Are Linux system calls executed inside an exception handler?

Question

I understand that after entering a system call with e.g. syscall, int 0x80 (x86/x86-64) or svc (ARM) instruction, we stay in the calling process context (but switch from user to kernel mode) from Linux kernel point of view. However, from hardware point of view, we jump into a syscall/svc/... exception handler. Is the whole system call code executed inside the exception handler in Linux?

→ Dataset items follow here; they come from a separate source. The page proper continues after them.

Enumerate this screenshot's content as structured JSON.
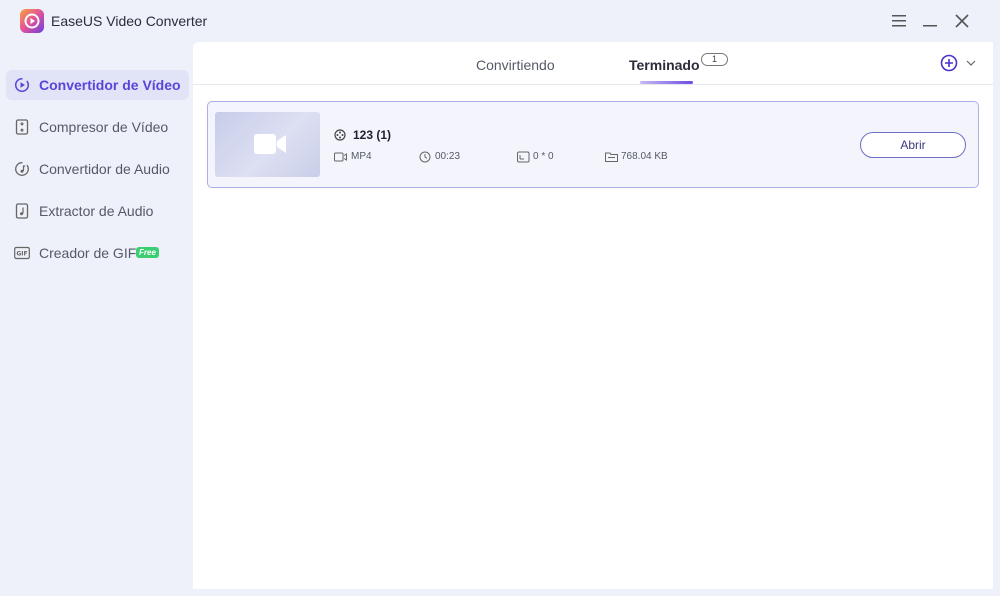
{
  "app": {
    "title": "EaseUS Video Converter",
    "logo_icon": "easeus-logo-icon"
  },
  "window_controls": [
    "menu-icon",
    "minimize-icon",
    "close-icon"
  ],
  "sidebar": {
    "items": [
      {
        "label": "Convertidor de Vídeo",
        "icon": "video-convert-icon",
        "active": true
      },
      {
        "label": "Compresor de Vídeo",
        "icon": "compress-icon",
        "active": false
      },
      {
        "label": "Convertidor de Audio",
        "icon": "audio-convert-icon",
        "active": false
      },
      {
        "label": "Extractor de Audio",
        "icon": "audio-extract-icon",
        "active": false
      },
      {
        "label": "Creador de GIF",
        "icon": "gif-icon",
        "active": false,
        "badge": "Free"
      }
    ]
  },
  "tabs": {
    "converting": "Convirtiendo",
    "finished": "Terminado",
    "finished_count": "1"
  },
  "file": {
    "name": "123 (1)",
    "format": "MP4",
    "duration": "00:23",
    "resolution": "0 * 0",
    "size": "768.04 KB",
    "open_label": "Abrir"
  },
  "colors": {
    "accent": "#5b45d8",
    "active_bg": "#e1e3f7",
    "card_border": "#aab0e6",
    "free_badge": "#3ccf72"
  }
}
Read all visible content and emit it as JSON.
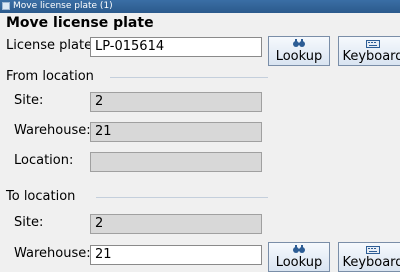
{
  "window": {
    "title": "Move license plate (1)"
  },
  "form": {
    "heading": "Move license plate",
    "license_plate": {
      "label": "License plate:",
      "value": "LP-015614"
    }
  },
  "from_location": {
    "title": "From location",
    "site": {
      "label": "Site:",
      "value": "2"
    },
    "warehouse": {
      "label": "Warehouse:",
      "value": "21"
    },
    "location": {
      "label": "Location:",
      "value": ""
    }
  },
  "to_location": {
    "title": "To location",
    "site": {
      "label": "Site:",
      "value": "2"
    },
    "warehouse": {
      "label": "Warehouse:",
      "value": "21"
    }
  },
  "buttons": {
    "lookup_1": {
      "label": "Lookup",
      "icon": "binoculars-icon"
    },
    "keyboard_1": {
      "label": "Keyboard",
      "icon": "keyboard-icon"
    },
    "lookup_2": {
      "label": "Lookup",
      "icon": "binoculars-icon"
    },
    "keyboard_2": {
      "label": "Keyboard",
      "icon": "keyboard-icon"
    }
  },
  "colors": {
    "titlebar": "#2b5a8c",
    "readonly_field": "#d8d8d8",
    "separator": "#c4cfdc"
  }
}
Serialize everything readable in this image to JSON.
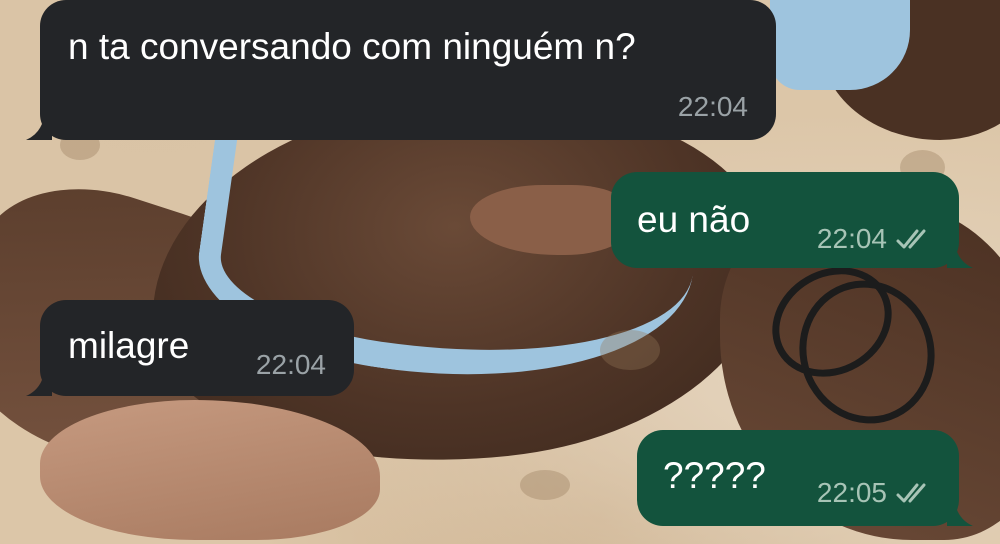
{
  "chat": {
    "messages": [
      {
        "direction": "incoming",
        "text": "n ta conversando com ninguém n?",
        "time": "22:04"
      },
      {
        "direction": "outgoing",
        "text": "eu não",
        "time": "22:04",
        "status": "read-double-check"
      },
      {
        "direction": "incoming",
        "text": "milagre",
        "time": "22:04"
      },
      {
        "direction": "outgoing",
        "text": "?????",
        "time": "22:05",
        "status": "read-double-check"
      }
    ]
  },
  "theme": {
    "incoming_bubble": "#232528",
    "outgoing_bubble": "#13533d",
    "text": "#ffffff",
    "incoming_meta": "#9aa2a6",
    "outgoing_meta": "#a7c4b6"
  }
}
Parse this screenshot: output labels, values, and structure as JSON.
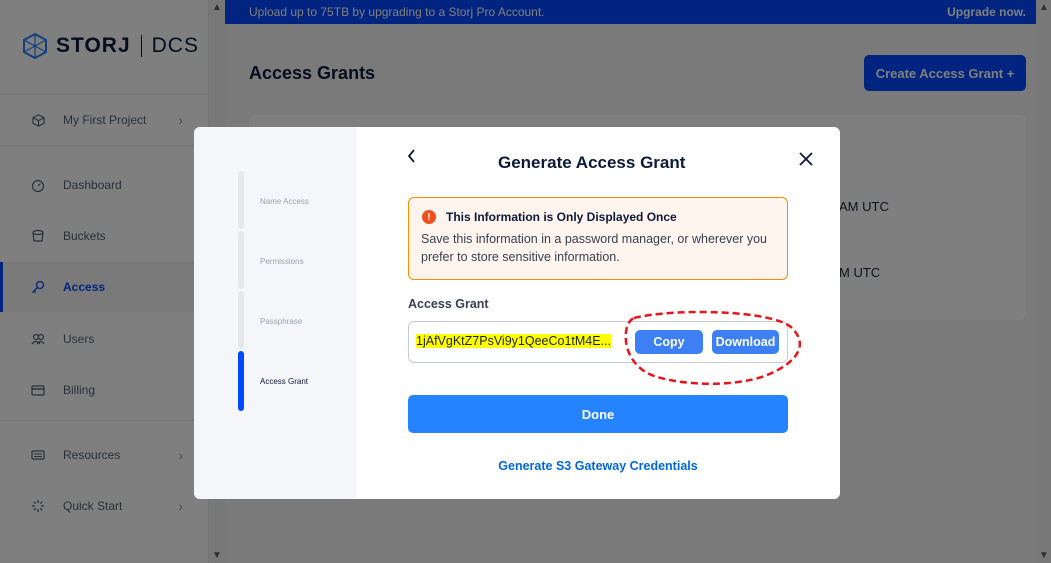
{
  "sidebar": {
    "logo_text": "STORJ",
    "logo_suffix": "DCS",
    "project": "My First Project",
    "items": [
      {
        "label": "Dashboard",
        "icon": "dashboard-icon"
      },
      {
        "label": "Buckets",
        "icon": "bucket-icon"
      },
      {
        "label": "Access",
        "icon": "key-icon",
        "active": true
      },
      {
        "label": "Users",
        "icon": "users-icon"
      },
      {
        "label": "Billing",
        "icon": "billing-icon"
      }
    ],
    "resources": "Resources",
    "quick_start": "Quick Start"
  },
  "banner": {
    "text": "Upload up to 75TB by upgrading to a Storj Pro Account.",
    "link": "Upgrade now."
  },
  "page": {
    "title": "Access Grants",
    "create_button": "Create Access Grant +",
    "row_time_1": "AM UTC",
    "row_time_2": "M UTC"
  },
  "modal": {
    "steps": [
      {
        "label": "Name Access"
      },
      {
        "label": "Permissions"
      },
      {
        "label": "Passphrase"
      },
      {
        "label": "Access Grant",
        "active": true
      }
    ],
    "title": "Generate Access Grant",
    "warning": {
      "heading": "This Information is Only Displayed Once",
      "body": "Save this information in a password manager, or wherever you prefer to store sensitive information."
    },
    "access_grant_label": "Access Grant",
    "access_grant_value": "1jAfVgKtZ7PsVi9y1QeeCo1tM4E...",
    "copy_button": "Copy",
    "download_button": "Download",
    "done_button": "Done",
    "s3_link": "Generate S3 Gateway Credentials"
  },
  "colors": {
    "brand_blue": "#0149ff",
    "button_blue": "#2683ff",
    "warning_orange": "#ff8a00",
    "highlight_yellow": "#ffff00",
    "annotation_red": "#e8141c"
  }
}
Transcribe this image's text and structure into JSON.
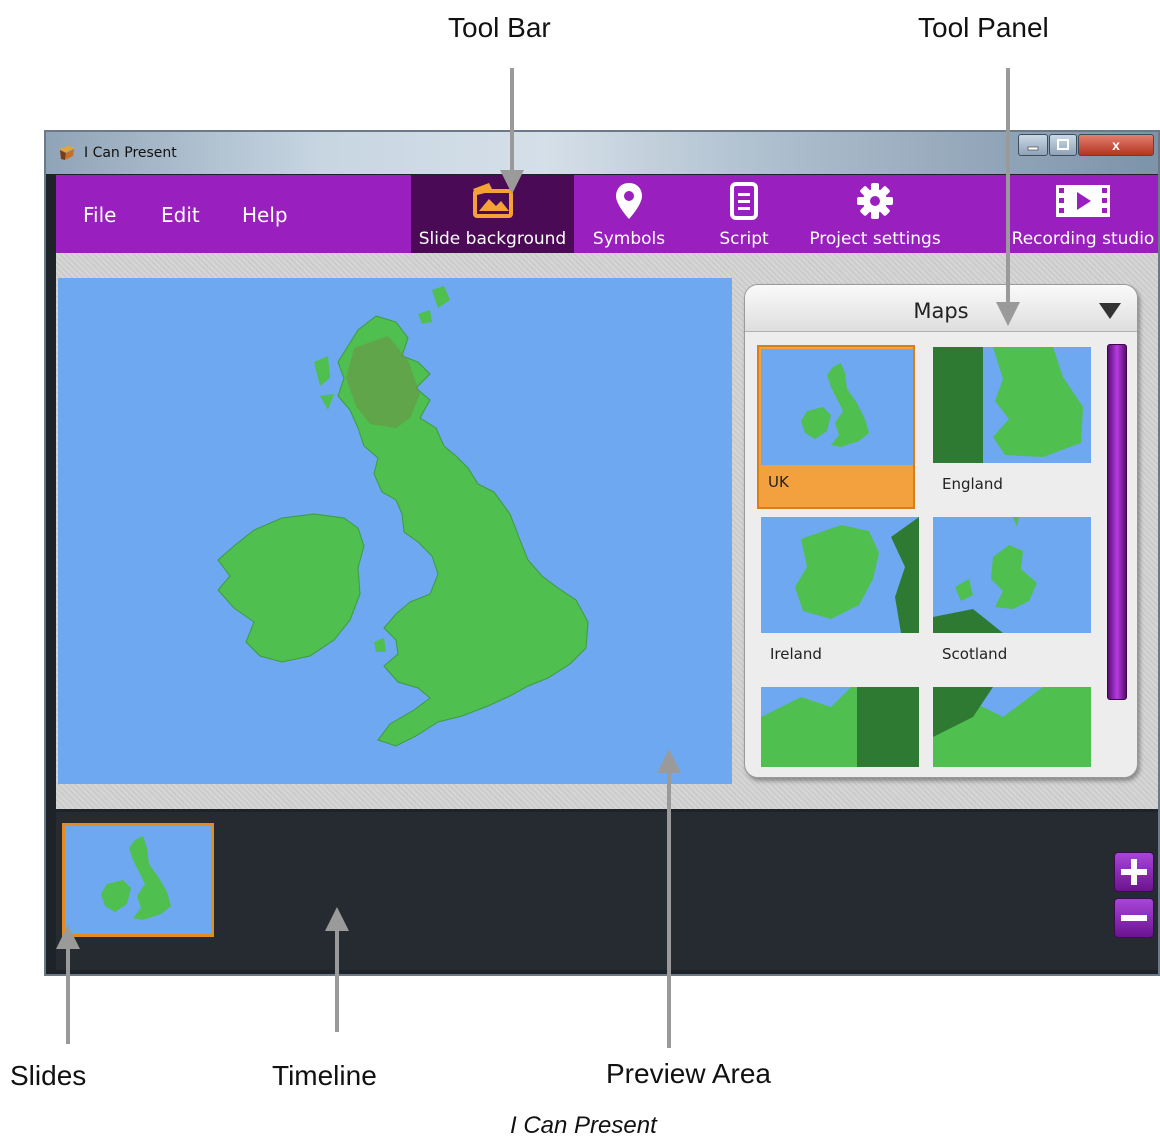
{
  "annotations": {
    "tool_bar": "Tool Bar",
    "tool_panel": "Tool Panel",
    "slides": "Slides",
    "timeline": "Timeline",
    "preview_area": "Preview Area"
  },
  "caption": "I Can Present",
  "window": {
    "title": "I Can Present",
    "close_glyph": "x"
  },
  "menu": {
    "items": [
      "File",
      "Edit",
      "Help"
    ]
  },
  "toolbar": {
    "tools": [
      {
        "label": "Slide background",
        "icon": "slide-background-icon",
        "active": true
      },
      {
        "label": "Symbols",
        "icon": "map-pin-icon",
        "active": false
      },
      {
        "label": "Script",
        "icon": "script-icon",
        "active": false
      },
      {
        "label": "Project settings",
        "icon": "gear-icon",
        "active": false
      },
      {
        "label": "Recording studio",
        "icon": "film-icon",
        "active": false
      }
    ]
  },
  "panel": {
    "title": "Maps",
    "items": [
      {
        "label": "UK",
        "selected": true
      },
      {
        "label": "England",
        "selected": false
      },
      {
        "label": "Ireland",
        "selected": false
      },
      {
        "label": "Scotland",
        "selected": false
      },
      {
        "label": "",
        "selected": false
      },
      {
        "label": "",
        "selected": false
      }
    ]
  },
  "colors": {
    "toolbar": "#9a1fbf",
    "active_tool": "#4a0a55",
    "sea": "#6da8f0",
    "land": "#4fbf4f",
    "selection": "#f3a13f",
    "timeline": "#262b31"
  }
}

In a certain sense, yes. But I'm not sure it's useful to think of it as being "inside the handler"; rather that the interrupt / exception / system call handling mechanism was used as a way to transition between unprivileged and privileged code. — Nate Eldredge, Apr 20 '21 at 22:29

score 4 · Accepted Answer · answered Apr 21 '21 at 00:14

Using the terminology that's common for 80x86 (from Intel's manuals, etc); the CPU has a "current privilege level" (CPL) that determines if code is restricted or not (e.g. if privileged instructions are permitted or not), and this is the basis of "user-space vs. kernel space". The things that trigger a switch from CPL=3 ("user space") to CPL=0 ("kernel space") are:

exceptions, which typically indicate that a problem (e.g. division by zero) was detected by the CPU
IRQs, which indicate that a device needs attention
software interrupts, call gates, and the syscall and sysenter instructions. These are all different ways for software to explicitly ask the OS/kernel for something (kernel system calls) where different operating systems/kernels may only support some or one of them (64-bit code will only need syscall and all the other alternatives probably won't be supported by the OS/kernel unless it's trying to provide backward compatibility for obsolete 32-bit stuff).
Task gates (obsolete, not supported for 64-bit and not used by any well known 32-bit OS).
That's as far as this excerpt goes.